Der Verwaltungsgerichtshof hat mit Beschluss vom 29. März 2001, 2000/14/0155, EU 2001/0011, dem Europäischen Gerichtshof folgende Frage gemäß Art 234 EG zur Vorabentscheidung vorgelegt:
"Ist es mit der Sechsten Richtlinie 77/388/EWG des Rates vom 17. Mai 1977 zur Harmonisierung der Rechtsvorschriften der Mitgliedstaaten über die Umsatzsteuern - Gemeinsames Mehrwertsteuersystem: einheitliche steuerpflichtige Bemessungsgrundlage, insbesondere deren Artikel 5 und 6, vereinbar, dass ein Mitgliedstaat folgenden Vorgang als steuerpflichtigen Umsatz behandelt: Das Tätigen von Ausgaben, die Leistungen im Ausland betreffen, die, wären sie im Inland an den Unternehmer ausgeführt worden, den Unternehmer nicht zum Vorsteuerabzug berechtigten?"
Der Europäische Gerichtshof hat mit Urteil vom 11. September 2003, C-155/01 , Cookies World Vertriebsgesellschaft mbH i.L., zu Recht erkannt:
"Die Sechste Richtlinie 77/388/EWG des Rates vom 17. Mai 1977 zur Harmonisierung der Rechtsvorschriften der Mitgliedstaaten über die Umsatzsteuern - Gemeinsames Mehrwertsteuersystem: einheitliche steuerpflichtige Bemessungsgrundlage steht einer Bestimmung eines Mitgliedstaats entgegen, nach der das Tätigen von Ausgaben, die Dienstleistungen betreffen, die einem in diesem Mitgliedstaat ansässigen Empfänger in anderen Mitgliedstaaten erbracht wurden, der Mehrwertsteuer unterliegt, während die betreffenden Dienstleistungen, wären sie demselben Empfänger im Inland erbracht worden, diesen nicht zum Vorsteuerabzug berechtigt hätten."

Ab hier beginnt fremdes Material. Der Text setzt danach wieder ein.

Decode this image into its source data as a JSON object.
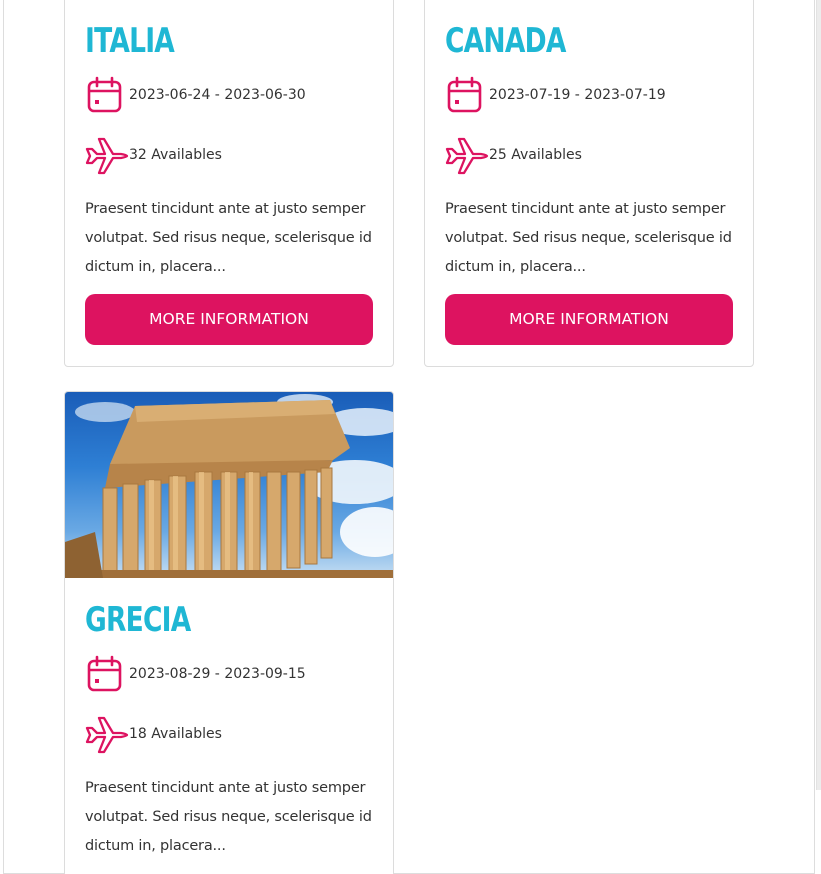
{
  "colors": {
    "accent": "#dd1360",
    "title": "#1fb7d4"
  },
  "cards": [
    {
      "title": "Italia",
      "dates": "2023-06-24 - 2023-06-30",
      "availability": "32 Availables",
      "description": "Praesent tincidunt ante at justo semper volutpat. Sed risus neque, scelerisque id dictum in, placera...",
      "button": "MORE INFORMATION",
      "icons": [
        "calendar-icon",
        "airplane-icon"
      ]
    },
    {
      "title": "Canada",
      "dates": "2023-07-19 - 2023-07-19",
      "availability": "25 Availables",
      "description": "Praesent tincidunt ante at justo semper volutpat. Sed risus neque, scelerisque id dictum in, placera...",
      "button": "MORE INFORMATION",
      "icons": [
        "calendar-icon",
        "airplane-icon"
      ]
    },
    {
      "title": "Grecia",
      "image": "parthenon-photo",
      "dates": "2023-08-29 - 2023-09-15",
      "availability": "18 Availables",
      "description": "Praesent tincidunt ante at justo semper volutpat. Sed risus neque, scelerisque id dictum in, placera...",
      "icons": [
        "calendar-icon",
        "airplane-icon"
      ]
    }
  ]
}
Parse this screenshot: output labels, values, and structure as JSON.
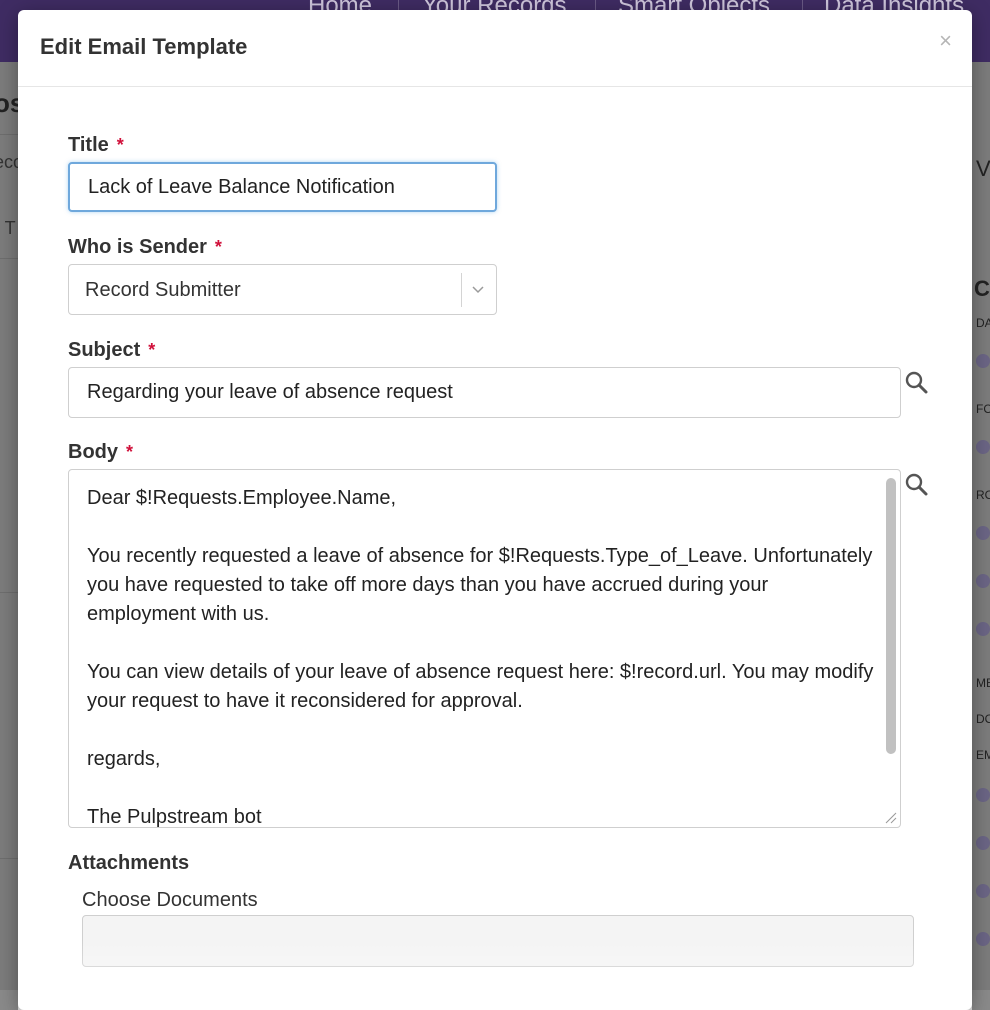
{
  "background": {
    "nav_items": [
      "Home",
      "Your Records",
      "Smart Objects",
      "Data Insights"
    ],
    "fragments": [
      "os",
      "eco",
      "r T",
      "V",
      "Co",
      "DA",
      "FO",
      "RO",
      "ME",
      "DO",
      "EM"
    ]
  },
  "modal": {
    "title": "Edit Email Template",
    "close_symbol": "×",
    "required_marker": "*",
    "fields": {
      "title": {
        "label": "Title",
        "value": "Lack of Leave Balance Notification"
      },
      "sender": {
        "label": "Who is Sender",
        "value": "Record Submitter"
      },
      "subject": {
        "label": "Subject",
        "value": "Regarding your leave of absence request"
      },
      "body": {
        "label": "Body",
        "paragraphs": [
          "Dear $!Requests.Employee.Name,",
          "You recently requested a leave of absence for $!Requests.Type_of_Leave. Unfortunately you have requested to take off more days than you have accrued during your employment with us.",
          "You can view details of your leave of absence request here: $!record.url. You may modify your request to have it reconsidered for approval.",
          "regards,",
          "The Pulpstream bot"
        ]
      }
    },
    "attachments": {
      "label": "Attachments",
      "choose_label": "Choose Documents"
    }
  },
  "colors": {
    "nav_bg": "#3f2c63",
    "required": "#d0103a",
    "focus_border": "#6fa8dc"
  },
  "icons": {
    "close": "close-icon",
    "select": "chevron-down-icon",
    "lookup": "search-icon"
  }
}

Wie sich aus dem Urteil des Europäischen Gerichtshofes ergibt, ist die Norm des § 1 Abs 1 Z 2 lit d UStG 1994 im Hinblick auf entgegenstehende, unmittelbar anwendbare und unmittelbar wirksame Bestimmungen der Sechsten Richtlinie 77/388/EWG verdrängt.
Daraus folgt, dass der angefochtene Bescheid, mit welchem die belangte Behörde gestützt auf § 1 Abs 1 Z 2 lit d UStG 1994 Leasingentgelte der Umsatzsteuer unterzogen hat, mit inhaltlicher Rechtswidrigkeit belastet ist.
Der angefochtene Bescheid war daher gemäß § 42 Abs 2 Z 1 VwGG aufzuheben.
Die Entscheidung über den Aufwandersatz stützt sich auf die §§ 47 ff VwGG in Verbindung mit der Verordnung BGBl II 333/2003. Die Umrechnung der entrichteten Stempelgebühren beruht auf § 3 Abs 2 Eurogesetz, BGBl I 72/2000.